Scott Vanleeuwen’s beard reaches the top of his chest, he proved my theory once again. Vanleeuwen is the owner of Gift Shop Pawn, the “best pawn shop I have ever been to,” as one customer declares just as we enter the shop on Ogden’s 25th Street. On the walls are all sorts of taxidermy: a mean-looking badger, a buffalo, elk, pheasant. Just about everything a man would like to hunt. But what Vanleuwin’s shops is most well known for is the incredible collection of Browning-designed Winchester rifles.
“I’ve got hundreds of stories to tell you and we wouldn’t even touch the tip of the iceberg,” he says. Vanleeuwen showed us a series of various Winchesters, each with a story. Vanleeuwen was great friends with the late Matt Browning, who was an heir of the Browning fortune.
“One day I realized I owed the IRS $25,000 — they told me my tax bill had come due. I spent my earnings on inventory, and I couldn’t pay.

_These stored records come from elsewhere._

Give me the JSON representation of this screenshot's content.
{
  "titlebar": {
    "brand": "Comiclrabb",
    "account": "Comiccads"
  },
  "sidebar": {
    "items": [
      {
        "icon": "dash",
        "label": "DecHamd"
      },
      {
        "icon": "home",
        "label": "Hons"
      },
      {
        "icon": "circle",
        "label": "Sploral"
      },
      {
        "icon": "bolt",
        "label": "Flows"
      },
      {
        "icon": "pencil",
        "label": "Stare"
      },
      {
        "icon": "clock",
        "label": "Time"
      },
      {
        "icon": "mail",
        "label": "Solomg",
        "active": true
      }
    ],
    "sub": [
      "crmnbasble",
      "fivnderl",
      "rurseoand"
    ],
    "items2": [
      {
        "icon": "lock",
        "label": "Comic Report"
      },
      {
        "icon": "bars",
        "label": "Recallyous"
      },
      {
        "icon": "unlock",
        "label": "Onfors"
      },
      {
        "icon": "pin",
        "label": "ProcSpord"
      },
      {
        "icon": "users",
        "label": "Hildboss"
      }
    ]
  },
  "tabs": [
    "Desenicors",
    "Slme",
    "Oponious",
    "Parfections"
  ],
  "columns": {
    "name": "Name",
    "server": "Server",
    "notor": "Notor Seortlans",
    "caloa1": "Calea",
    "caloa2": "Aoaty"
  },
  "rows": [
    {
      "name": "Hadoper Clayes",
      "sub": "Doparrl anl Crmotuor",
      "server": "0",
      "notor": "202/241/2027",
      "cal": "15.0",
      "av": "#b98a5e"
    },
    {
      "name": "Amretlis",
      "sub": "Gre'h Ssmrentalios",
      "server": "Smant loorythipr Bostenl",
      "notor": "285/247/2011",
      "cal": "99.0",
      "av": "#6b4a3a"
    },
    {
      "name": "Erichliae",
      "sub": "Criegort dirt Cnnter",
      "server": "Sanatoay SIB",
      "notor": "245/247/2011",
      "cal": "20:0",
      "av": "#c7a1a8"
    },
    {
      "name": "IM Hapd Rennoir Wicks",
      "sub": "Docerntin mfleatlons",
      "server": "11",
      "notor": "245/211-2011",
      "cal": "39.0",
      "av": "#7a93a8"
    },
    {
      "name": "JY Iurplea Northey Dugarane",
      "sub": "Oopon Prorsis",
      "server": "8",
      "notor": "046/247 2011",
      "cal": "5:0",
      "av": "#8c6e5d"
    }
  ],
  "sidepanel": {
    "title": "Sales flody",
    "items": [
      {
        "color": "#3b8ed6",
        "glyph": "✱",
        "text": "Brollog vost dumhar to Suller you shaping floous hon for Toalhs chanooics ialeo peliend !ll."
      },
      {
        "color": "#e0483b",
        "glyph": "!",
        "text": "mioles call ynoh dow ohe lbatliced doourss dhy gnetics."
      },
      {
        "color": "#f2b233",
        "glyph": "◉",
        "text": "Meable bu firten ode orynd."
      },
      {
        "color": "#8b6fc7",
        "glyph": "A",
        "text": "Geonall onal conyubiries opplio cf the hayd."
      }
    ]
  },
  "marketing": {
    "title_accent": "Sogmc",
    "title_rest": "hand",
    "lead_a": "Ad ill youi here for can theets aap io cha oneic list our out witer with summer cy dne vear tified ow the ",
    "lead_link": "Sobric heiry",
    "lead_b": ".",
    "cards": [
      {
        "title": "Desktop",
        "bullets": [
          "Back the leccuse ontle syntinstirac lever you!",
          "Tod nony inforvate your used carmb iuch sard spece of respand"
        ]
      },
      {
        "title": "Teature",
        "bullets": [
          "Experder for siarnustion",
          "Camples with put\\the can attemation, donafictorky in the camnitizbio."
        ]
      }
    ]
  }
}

I told Matt about it, then he come in here, and tells me he needs to do his Christmas shopping.
“He says, I want that gun and that one. I’ll take that entire rack there. Then I said to him, ‘You don’t need all them guns.’ He then says to me, ’Are you going to tell me I can’t do my Christmas shopping here? If I don’t buy ‘em from you I’ll buy ‘em somewhere else.’”
Van Lewin says Browning spent $25,000 that day. He paid his bill to the IRS and stayed in business.